Not much is known of Meryneith's family background. He was perhaps born under king Amenhotep III. His father was an official called Khaut. The name of his mother is not known. In the oldest parts of his tomb Meryneith bears the titles steward of the temple of Aten (imy-r pr n pr-jtn) and later steward of the temple of Aten in Memphis. This office Meryneith might have held at the beginning of the reign of king Akhenaten.

Perhaps around year 9 in the reign of king Akhenaten, Meryneith changed his name to Meryre. Under Akhenaten only the sun was worshipped and Meryneith was either forced to change his name or voluntarily changed his name to fit the new royal religious politics. In his tomb at Saqqara, the name Meryneith was in the inscriptions was changed to Meryre. Most likely under king Akhenaten he held the titles scribe of the temple of Aten in Akhet-Aten (and?) in Memphis and Greatest of seers of the Aten.

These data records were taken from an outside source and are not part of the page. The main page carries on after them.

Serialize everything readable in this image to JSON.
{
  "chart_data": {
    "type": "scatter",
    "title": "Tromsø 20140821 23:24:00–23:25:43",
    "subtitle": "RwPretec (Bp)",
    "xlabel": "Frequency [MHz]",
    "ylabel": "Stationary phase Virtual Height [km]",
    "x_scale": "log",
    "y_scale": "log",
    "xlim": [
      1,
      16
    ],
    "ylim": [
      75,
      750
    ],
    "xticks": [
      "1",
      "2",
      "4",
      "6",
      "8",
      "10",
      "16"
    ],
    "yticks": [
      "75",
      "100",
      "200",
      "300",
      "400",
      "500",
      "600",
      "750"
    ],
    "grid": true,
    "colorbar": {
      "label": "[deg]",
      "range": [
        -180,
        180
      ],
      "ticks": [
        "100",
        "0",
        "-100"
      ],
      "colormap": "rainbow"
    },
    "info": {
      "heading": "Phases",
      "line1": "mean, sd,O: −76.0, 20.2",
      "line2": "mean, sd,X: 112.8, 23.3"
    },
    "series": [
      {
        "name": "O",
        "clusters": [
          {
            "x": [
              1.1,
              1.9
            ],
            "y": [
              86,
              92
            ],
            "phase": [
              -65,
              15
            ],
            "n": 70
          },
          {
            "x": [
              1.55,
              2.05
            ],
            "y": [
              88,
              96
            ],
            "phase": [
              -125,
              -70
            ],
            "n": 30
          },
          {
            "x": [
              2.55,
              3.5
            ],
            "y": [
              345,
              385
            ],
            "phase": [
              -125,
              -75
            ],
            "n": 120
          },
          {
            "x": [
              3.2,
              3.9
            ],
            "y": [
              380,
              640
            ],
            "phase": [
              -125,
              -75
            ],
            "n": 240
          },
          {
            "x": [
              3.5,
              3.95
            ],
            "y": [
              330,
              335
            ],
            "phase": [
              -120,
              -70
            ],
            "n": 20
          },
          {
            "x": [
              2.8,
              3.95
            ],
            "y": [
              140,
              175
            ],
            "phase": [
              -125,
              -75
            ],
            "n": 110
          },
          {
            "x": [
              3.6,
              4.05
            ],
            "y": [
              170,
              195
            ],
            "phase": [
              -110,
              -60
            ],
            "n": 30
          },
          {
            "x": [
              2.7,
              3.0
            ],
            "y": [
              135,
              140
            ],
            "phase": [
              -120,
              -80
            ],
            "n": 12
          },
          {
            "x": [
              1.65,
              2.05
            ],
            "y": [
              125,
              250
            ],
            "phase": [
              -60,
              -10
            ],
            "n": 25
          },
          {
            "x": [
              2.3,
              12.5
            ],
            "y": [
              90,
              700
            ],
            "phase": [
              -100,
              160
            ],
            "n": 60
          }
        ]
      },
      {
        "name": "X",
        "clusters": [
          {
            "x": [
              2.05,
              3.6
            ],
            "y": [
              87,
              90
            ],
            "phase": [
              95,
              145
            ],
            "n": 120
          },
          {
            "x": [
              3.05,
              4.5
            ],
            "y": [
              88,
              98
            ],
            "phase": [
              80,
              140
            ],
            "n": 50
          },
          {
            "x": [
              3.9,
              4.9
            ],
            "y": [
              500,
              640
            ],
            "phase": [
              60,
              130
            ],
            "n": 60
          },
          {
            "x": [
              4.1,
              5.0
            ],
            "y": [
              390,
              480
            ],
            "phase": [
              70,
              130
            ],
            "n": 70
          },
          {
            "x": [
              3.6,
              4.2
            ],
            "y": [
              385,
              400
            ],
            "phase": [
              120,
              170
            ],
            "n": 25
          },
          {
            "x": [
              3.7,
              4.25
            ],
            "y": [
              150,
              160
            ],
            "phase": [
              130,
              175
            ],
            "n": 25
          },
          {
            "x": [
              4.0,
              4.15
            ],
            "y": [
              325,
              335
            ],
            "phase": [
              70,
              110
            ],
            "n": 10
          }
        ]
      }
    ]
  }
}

The latter designation is the title of the high priest of Aten. A high priest of Aten with the same name is well known from his tomb at Amarna. It is possible that both Meryre's are the same person. At the end of his career, at the beginning of the reign of king Tutankhamun, he moved back to Memphis, Egypt and changed his name to Meryneith. According to the Egyptian Museum, "The inscriptions in his tomb make clear that he changed his name from Meryneith to Meryre (and back again) in order to adjust to the prevailing political climate." His Saqqara tomb has a rare private painted limestone statue (JE 99076) of Meryneith or Meryre and his wife "still fixed to the floor in its original location in the south-western chapel of the tomb." He now became first priest of Neith. It seems that Meryneith died in the early years of Tutankhamun's reign. Most parts of the decoration of his tomb were finished in these years. It is possible that he ended his career in dishonor since he was never buried in his tomb. In the burial chambers of his tomb, no parts of any objects or funerary equipment with his name were discovered.